PEQUOT LAKES — When you’re given a heaping pile of lemons — say, for instance, a stage 3 colon cancer diagnosis — why not make lemonade?
But John Marchwick Sr. of Pequot Lakes took it one step further; he decided to start designing and sewing quilts.
Marchwick, 72, was diagnosed with stage 3 colon cancer in the fall of 2002. That winter he and his wife, Dorothy, temporarily moved in with their youngest son, Jeremiah Marchwick, who at the time lived in Owatonna, so John could be closer to the Mayo Clinic, where he was undergoing radiation and chemotherapy treatments.
One day he accompanied his wife to a fabric shop. She had taken up quilting about two years earlier and needed to pick up material. John’s sister, Mary Richard, of Virginia, stirred her interest in making quilts. Dorothy Marchwick brought her sewing machine to their son’s home so she could keep busy while down there for her husband’s cancer treatments.
As John Marchwick looked around the fabric shop, he had an idea. As a retired electrician, he had a keen eye for spatial relations. He could look at a home and easily map out where the wiring needed to be. In fact, it was fun for him. His dad and grandfather were both carpenters so he figured he inherited this ability from them. Both of his sons now work in construction. His son, John, is a carpenter and son, Jeremiah, is an electrician.

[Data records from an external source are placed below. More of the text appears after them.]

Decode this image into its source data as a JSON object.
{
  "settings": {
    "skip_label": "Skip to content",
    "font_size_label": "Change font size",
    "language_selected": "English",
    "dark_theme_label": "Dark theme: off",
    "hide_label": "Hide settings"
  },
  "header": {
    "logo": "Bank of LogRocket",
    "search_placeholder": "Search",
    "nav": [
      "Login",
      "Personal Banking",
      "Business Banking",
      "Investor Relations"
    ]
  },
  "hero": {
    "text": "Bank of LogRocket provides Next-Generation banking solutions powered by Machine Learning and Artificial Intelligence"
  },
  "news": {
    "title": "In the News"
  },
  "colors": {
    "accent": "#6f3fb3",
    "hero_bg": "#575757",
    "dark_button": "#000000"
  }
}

So Marchwick decided to try to make his own quilt.
“He said, ‘I could make one of those. If you women can make those, I can too,” Dorothy Marchwick recalled with a smile.
He wasn’t feeling well enough until the following winter to start quilting, but he did it, and continues to enjoy it. He mostly quilts in the winter and has made five quilts so far. He not only makes quilts, but designs the intricate patterns. Not long ago he hand-delivered one of his quilts to his 3-year-old grandson living in Oregon.
“After he made one, I could see he was hooked,” said his wife.
“I’m not afraid to tear stuff part and redo it,” said Marchwick.
One of his quilts took two years to rework because it just wasn’t turning out quite the way it should.
Marchwick once saw a Celtic knot pattern he liked on a chair for sale on eBay and designed an entire large quilt based on that pattern. He has designed a quilt based on a photograph, rather than following a pattern.
Marchwick has sewn his own clothing for years. As an electrician who worked on projects all over the state, he would often only be able to be home in Pequot Lakes on weekends while his wife stayed home with their five children. While he was away, Marchwick would sew his own shirts and pants. He now owns about 10 sewing machines, usually picking them up at garage sales or on eBay.com. He likes to tinker with older machines and fix them up. He also has a leather sewing machine and has made his own leather gun cases.
“I knitted a little bit in grade school, too,” Marchwick added with a smile.
Marchwick doesn’t sew in the summer; he’s too busy outdoors. The Marchwicks have a large garden and he enjoys riding his bike. He’s been biking regularly since 1996 and rides about 30 miles a week now, though he used to ride more often. He participates in the annual Tour of Lakes Bicycle Ride every June. He also biked in the MS150 in 1998.
Marchwick also enjoys cutting wood, which he uses to heat their home. He and his brother Pat once designed and built a wood splitter at his brother’s machine shop. He still uses it.
Dorothy Marchwick said her husband doesn’t like to sit still. He used to help build Habitat for Humanity homes. He enjoys hunting and target shooting. He likes shooting rifles and, for an additional challenge, he uses his own custom-loaded shells.
When he’s not busy quilting during the winter, Marchwick can be found out on the ice spearfishing. He has made his own wooden fish decoys after taking a course at Pequot Lakes High School last winter.
“I just wanted to try it. I thought it was neat,” Marchwick said, of making fish decoys.
Since 1976 when they moved from southern Minnesota to Pequot Lakes, the Marchwicks have baked their own bread from scratch, which includes grinding their own flour. He said the bread tastes more fresh that way. When their children were home, they’d make at least five loaves a week. Now, with just the two of them, they usually make a couple fresh loaves each week.
While he likes to experiment with “fancier” breads, his wife consistently makes a great wheat bread, he said.
His goal is to recreate the dark German bread he ate when he was stationed in Germany in the U.S. Army for three years. He’s tried, experimented with rye flour variations, but nothing has come close to the bread he enjoyed while stationed abroad.
It’s an elusive recipe that Marchwick is determined to figure out one day.